It’s been nearly 4 years…since we Lost baby #2. I try to not rethink it, but I was pregnant 4 yrs ago, and didn’t know it. My hopes and dreams were going to seemingly come true, and then they didn’t.
I’m not angry anymore, but I keep our messages between my husband and I stumbled upon this time in 2016. I sound so incredibly angry and I can see now, that it was masking the sheer volume of pain physical and sheer agony emotionally. Something we both wanted, that I’d share while laying in bed together, the hug he gave me, when I told him we were pregnant is forever engraved in my mind.
A moment so perfect, you just had to be there, you should be so lucky to have another like it. We kept it to ourselves, and we prayed everything would work out. Simply because that year, there had been a lot in our families with babies that had gone wrong.
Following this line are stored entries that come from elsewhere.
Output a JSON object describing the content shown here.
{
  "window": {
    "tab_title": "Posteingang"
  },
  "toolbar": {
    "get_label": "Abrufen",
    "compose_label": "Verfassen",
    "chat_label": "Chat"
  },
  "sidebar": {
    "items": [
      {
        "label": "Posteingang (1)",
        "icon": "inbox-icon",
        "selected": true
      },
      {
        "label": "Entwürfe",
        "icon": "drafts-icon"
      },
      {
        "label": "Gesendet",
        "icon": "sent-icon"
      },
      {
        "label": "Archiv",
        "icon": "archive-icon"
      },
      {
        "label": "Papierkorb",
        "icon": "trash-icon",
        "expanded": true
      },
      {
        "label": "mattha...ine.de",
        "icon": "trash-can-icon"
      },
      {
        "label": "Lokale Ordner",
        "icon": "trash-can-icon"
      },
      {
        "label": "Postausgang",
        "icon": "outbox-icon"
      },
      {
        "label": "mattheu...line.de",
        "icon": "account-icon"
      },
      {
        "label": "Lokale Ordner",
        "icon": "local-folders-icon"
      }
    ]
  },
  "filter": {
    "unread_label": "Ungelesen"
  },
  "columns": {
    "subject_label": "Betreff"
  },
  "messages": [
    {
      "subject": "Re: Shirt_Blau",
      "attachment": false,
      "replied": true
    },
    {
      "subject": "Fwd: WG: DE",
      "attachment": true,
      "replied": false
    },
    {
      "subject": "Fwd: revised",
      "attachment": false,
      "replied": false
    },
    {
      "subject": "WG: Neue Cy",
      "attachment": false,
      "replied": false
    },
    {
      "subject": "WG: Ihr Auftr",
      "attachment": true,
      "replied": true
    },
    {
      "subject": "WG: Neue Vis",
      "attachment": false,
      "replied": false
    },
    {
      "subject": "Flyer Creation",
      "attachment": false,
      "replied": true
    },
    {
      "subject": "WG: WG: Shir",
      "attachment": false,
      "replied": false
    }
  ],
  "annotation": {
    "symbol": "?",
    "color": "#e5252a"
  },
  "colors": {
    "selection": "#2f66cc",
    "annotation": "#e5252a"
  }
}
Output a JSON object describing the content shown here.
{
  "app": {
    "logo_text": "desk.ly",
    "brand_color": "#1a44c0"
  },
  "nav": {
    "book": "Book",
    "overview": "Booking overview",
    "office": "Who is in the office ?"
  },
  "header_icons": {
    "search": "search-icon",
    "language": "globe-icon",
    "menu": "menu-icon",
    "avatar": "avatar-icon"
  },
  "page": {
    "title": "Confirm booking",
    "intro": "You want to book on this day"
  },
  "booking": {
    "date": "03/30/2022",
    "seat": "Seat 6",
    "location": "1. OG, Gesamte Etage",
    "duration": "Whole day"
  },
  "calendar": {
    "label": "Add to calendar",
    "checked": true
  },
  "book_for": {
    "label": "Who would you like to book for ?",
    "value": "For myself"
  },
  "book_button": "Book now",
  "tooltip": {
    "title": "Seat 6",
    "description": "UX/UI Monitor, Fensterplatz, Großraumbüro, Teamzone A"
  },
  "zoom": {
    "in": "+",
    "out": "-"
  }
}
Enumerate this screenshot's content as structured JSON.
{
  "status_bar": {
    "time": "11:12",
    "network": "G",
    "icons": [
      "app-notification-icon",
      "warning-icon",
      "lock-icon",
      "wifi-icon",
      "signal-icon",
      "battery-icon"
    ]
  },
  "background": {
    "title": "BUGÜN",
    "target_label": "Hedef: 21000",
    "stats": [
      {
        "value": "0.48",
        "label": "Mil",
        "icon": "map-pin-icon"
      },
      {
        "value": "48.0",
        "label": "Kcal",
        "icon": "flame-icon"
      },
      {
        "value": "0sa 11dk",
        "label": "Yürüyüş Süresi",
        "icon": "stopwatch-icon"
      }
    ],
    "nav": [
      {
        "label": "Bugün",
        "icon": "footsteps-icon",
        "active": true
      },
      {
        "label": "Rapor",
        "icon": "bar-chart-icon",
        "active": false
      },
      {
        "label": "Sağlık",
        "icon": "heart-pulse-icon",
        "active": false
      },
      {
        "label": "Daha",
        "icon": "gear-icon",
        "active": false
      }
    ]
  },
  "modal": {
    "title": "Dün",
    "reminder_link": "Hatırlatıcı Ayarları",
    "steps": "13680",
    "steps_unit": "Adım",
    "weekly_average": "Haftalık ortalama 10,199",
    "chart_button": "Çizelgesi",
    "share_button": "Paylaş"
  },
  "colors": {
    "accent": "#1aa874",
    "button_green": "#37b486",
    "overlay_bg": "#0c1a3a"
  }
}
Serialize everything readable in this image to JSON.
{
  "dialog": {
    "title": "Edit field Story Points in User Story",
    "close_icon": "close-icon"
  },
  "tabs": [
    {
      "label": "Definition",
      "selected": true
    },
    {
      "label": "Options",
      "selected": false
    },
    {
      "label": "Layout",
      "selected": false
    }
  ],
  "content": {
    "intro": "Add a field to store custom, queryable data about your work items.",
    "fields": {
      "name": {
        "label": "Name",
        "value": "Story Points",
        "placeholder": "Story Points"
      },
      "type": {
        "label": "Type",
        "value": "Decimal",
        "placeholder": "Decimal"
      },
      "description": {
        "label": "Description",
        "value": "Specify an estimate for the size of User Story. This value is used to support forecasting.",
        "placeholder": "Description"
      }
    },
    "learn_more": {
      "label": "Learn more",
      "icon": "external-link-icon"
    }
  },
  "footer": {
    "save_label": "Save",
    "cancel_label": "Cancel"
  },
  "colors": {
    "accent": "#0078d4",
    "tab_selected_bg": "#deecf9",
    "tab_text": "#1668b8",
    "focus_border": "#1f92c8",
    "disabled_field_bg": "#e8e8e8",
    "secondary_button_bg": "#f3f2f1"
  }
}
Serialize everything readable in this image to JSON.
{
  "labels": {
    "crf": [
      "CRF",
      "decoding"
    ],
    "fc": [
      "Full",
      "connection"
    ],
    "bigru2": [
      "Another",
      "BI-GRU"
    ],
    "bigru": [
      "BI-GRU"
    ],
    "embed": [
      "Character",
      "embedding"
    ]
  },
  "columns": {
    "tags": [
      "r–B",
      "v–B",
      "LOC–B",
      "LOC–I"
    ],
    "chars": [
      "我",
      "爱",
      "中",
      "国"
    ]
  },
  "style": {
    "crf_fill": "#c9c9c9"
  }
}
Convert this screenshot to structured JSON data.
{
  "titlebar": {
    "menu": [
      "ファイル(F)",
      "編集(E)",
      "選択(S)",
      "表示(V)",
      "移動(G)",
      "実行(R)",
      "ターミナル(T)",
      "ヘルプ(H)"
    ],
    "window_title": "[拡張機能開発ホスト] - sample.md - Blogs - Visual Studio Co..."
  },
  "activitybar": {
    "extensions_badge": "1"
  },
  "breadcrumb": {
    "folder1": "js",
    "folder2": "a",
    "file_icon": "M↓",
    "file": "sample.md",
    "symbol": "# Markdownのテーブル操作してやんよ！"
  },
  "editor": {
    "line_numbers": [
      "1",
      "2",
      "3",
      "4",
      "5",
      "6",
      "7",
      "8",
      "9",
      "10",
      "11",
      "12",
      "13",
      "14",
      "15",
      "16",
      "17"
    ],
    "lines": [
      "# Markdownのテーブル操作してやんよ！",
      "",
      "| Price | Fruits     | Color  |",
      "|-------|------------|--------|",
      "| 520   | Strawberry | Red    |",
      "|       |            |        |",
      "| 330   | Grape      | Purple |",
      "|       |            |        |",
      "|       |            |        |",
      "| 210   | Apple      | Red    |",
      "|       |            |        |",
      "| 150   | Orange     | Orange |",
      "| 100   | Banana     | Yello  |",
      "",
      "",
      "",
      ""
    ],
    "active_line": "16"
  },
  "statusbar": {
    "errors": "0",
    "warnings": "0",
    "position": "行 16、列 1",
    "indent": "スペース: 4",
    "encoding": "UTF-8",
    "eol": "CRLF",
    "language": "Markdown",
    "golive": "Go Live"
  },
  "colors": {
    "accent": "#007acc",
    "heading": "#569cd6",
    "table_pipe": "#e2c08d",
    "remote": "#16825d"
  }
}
Then, it all came crashing. Bleeding and pain that I can’t describe, sorrow for being totally helpless at keeping my body from rejecting the very dream we prayed for. It didn’t quit, I had to face the doctors alone, because we had a kid already and she couldn’t know what was happening. After it was said and done, the dr at the hospital had the worlds worst bedside manner I had ever seen. She acted as though this was a blood clot from a standard period, not a baby I prayed for passing. She wasn’t empathetic and for her behavior I still get angry.
I spent months in and out of depression, masking it, pretending to be ok. I mentioned it in passing to those closest to me, but I didnt dwell on it with them. Alone….that was a different story. Alone, I was hurt, i was angry, and upset. I asked God. I prayed over my body and prayed that it would soon pass….
Now, it’s been 4yrs. We have a gorgeous 2yr old and life is remarkable. I am blessed beyond measure even if my heart can’t understand the purpose of the events 4 years ago. I just want to say to all the moms out there. You are amazing, you are remarkable, you are extraordinary. Keep moving forward. The more we’re willing to do, the easier.